The Tax and Customs Board (MTA) has signed an agreement with Online accommodation and hospitality marketplace Airbnb which enables hosts to automatically report earnings.
Tax authority signs unique agreement with Airbnb
The MTA and Airbnb held a joint press conference on Wednesday, announcing the agreement's signing as well as the new system and its rationale.
The main premise, according to MTA deputy director Rivo Reitmann, is to keep things simple, meaning that Airbnb hosts who declare their income in line with requirements have nothing to be worried about.
Voluntary info sharing
A reported 2,600 Airbnb hosts in Estonia accommodated 130,000 guests in 2017; on average an Airbnb host sharing their accommodation 24 nights in a year could bring in €1,500 for their troubles.
The new system rests on a voluntary basis, something Mr Reitmann said had already worked successfully with taxi hailing app Taxify and ridesharing app Uber, leading to a rise in revenue on a yearly basis.
Under the voluntary system, an Airbnb host simply has to give consent to the company to share their details with the MTA, after which any tax payable will be calculated and added to the individual's tax return for the year.
The simplification is in line with both Estonian authorities' vision of a streamlined, e-Estonia, and Airbnb's mission to evangelise the home-sharing economy globally.

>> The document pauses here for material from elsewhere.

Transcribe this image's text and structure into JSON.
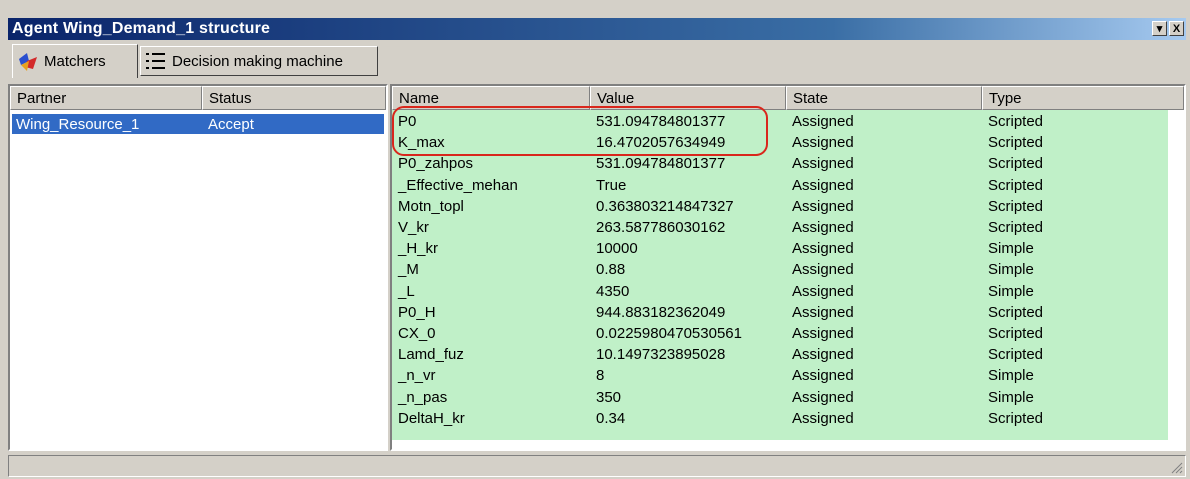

Where it differs from Taxify and Uber is that the agreement is international, whereas the latter retain local representatives in Estonia.
"We believe tax collection needs to be simple, clear and user-friendly. The online sharing economy allows people to provide services in an efficient manner, but also make it easier to fulfil tax obligations. The collaboration with Airbnb will make paying taxes even simpler for hosts who share their homes in Estonia,'' said Mr Reitmann.
First of its kind
Airbnb's Director for Public Policy for Europe, the Middle East and North Africa, Patrick Robinson, said that whilst the company has concluded aroudn 500 agreements with national authorities worldwide, Estonia, was the first place where user-friendly tech had been used in this way.
"Hosts want to pay their fair share of tax and we want to help. By working together with the Estonian authorities, a champion in e-governance and strong supporter of the sharing economy, we are making income tax simpler for hosts, while helping the government to benefit from new revenue streams generated by home sharing. We want to be good partners in Estonia and work with more governments around the world to spread the benefits of home sharing,'' Mr Robinson said.
The voluntary reporting tool goes live to users on 14 December, it is reported.
Since 2016 legal individuals have been requried, when submitting a tax return, to declare any rental income, which is subject to income tax. The Estonian Association of Hotels and Restaurants (EHRL) had earlier criticised Airbnb for unfair competition and encouraging a hidden economy in the sector.